• Philomuses, novembre 2017 (suite)

    Philomuses, déc 17. jpg.

    Et j’attends. À l’heure comme d’habitude, Chantal prend la parole. Elle annonce le concert, nomme ses interprètes. Puis elle présente l’artiste dont les tableaux sont accrochés aux murs. Les œuvres ont été peintes spécialement pour l’occasion. Un travail considérable compte tenu des dimensions, de la recherche de matière. Semi-figuratifs, on y voit un cheval (son arrière-train), la Callas (plus grande que nature), des acrobates suspendus à des portées de partition, beaucoup de notes de musique. Le thème est adapté aux circonstances. L’artiste évoque le sens de son travail. Je ne comprends pas l’anglais, et fais partie de ceux qui estiment que l’œuvre peinte n’a pas besoin d’explications. Chantal  pose quelques questions bienveillantes dans le genre : pourquoi le cheval est-il coupé en deux ? Je ne comprends pas la réponse, mais de toute évidence elle est imparable. La femme bourrée de vitalité s’exprime avec fougue et certitude.

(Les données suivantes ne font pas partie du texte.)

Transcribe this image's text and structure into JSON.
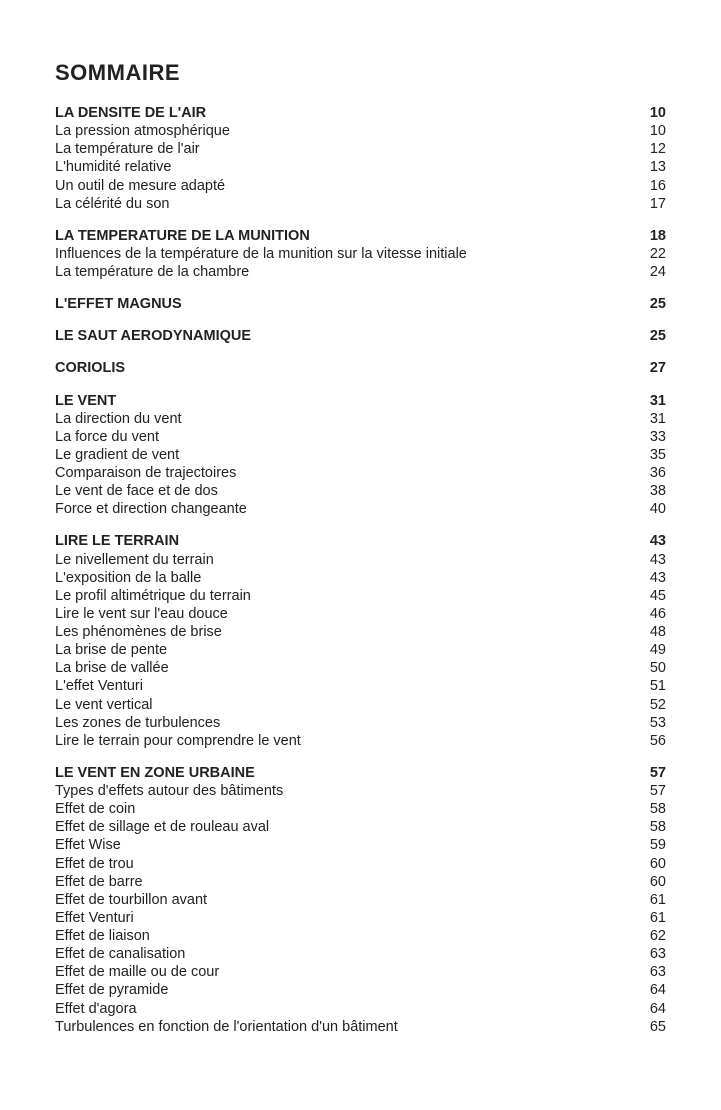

    Elle qui a travaillé d’arrache-pied pour cette exposition, peut-être encore bousculée par le décalage horaire, se doute-t-elle de la quasi-indifférence de ce public restreint, réuni en grande partie pour assister au concert ? C’est possible ! Mais la Chine et Paris la même année ça meuble un curriculum vitae et elle s’y donne à fond. Un feuillet déposé à côté du livre d’or donne le ton de son discours. Impossible de savoir si elle est inconsciente, courageuse ou encore si elle trace un véritable chemin vers la célébrité.  Son sourire me semble inoxydable lorsqu’elle cède la place aux musiciennes.  Mais je ne peux m’empêcher de ressentir à son égard un brin de pitié, mêlé d’estime et d’irritation.

    (à suivre)


  •  

    Philomuses, déc 17. jpg.Près de la cheminée, la banquette me tend les bras. Je m’apprête à m’étaler sur les coussins lorsqu’un groupe me déloge. « Mais si, il y a de la place pour tout le monde ! On va se serrer ! » Je préfère m’asseoir sur une chaise devant. Je déteste me sentir coincée pour écouter de la musique. Mon moral ne s’améliore pas, d’autant plus que le casse-pied de derrière me bouscule quatre fois pour passer et repasser. Mon voisin de droite, une soixantaine d’années, élégant, barbe bien taillée pousse gentiment sa chaise afin de laisser un couloir à l’importun. Je lui fais remarquer que le feu de bois répand une chaleur peut-être excessive.  Il me répond que c’est bien agréable.  J’acquiesce sans trop de conviction afin de ne pas passer pour une râleuse. Et pour le remercier de sa  courtoisie, je lui dis le plus gentiment possible :

    – Vous êtes américain ?

    Il me répond  :

    – Mon accent français est si mauvais que ça ?

    Je bafouille :

    – Pas tant que ça ! Vous êtes à Paris depuis longtemps ?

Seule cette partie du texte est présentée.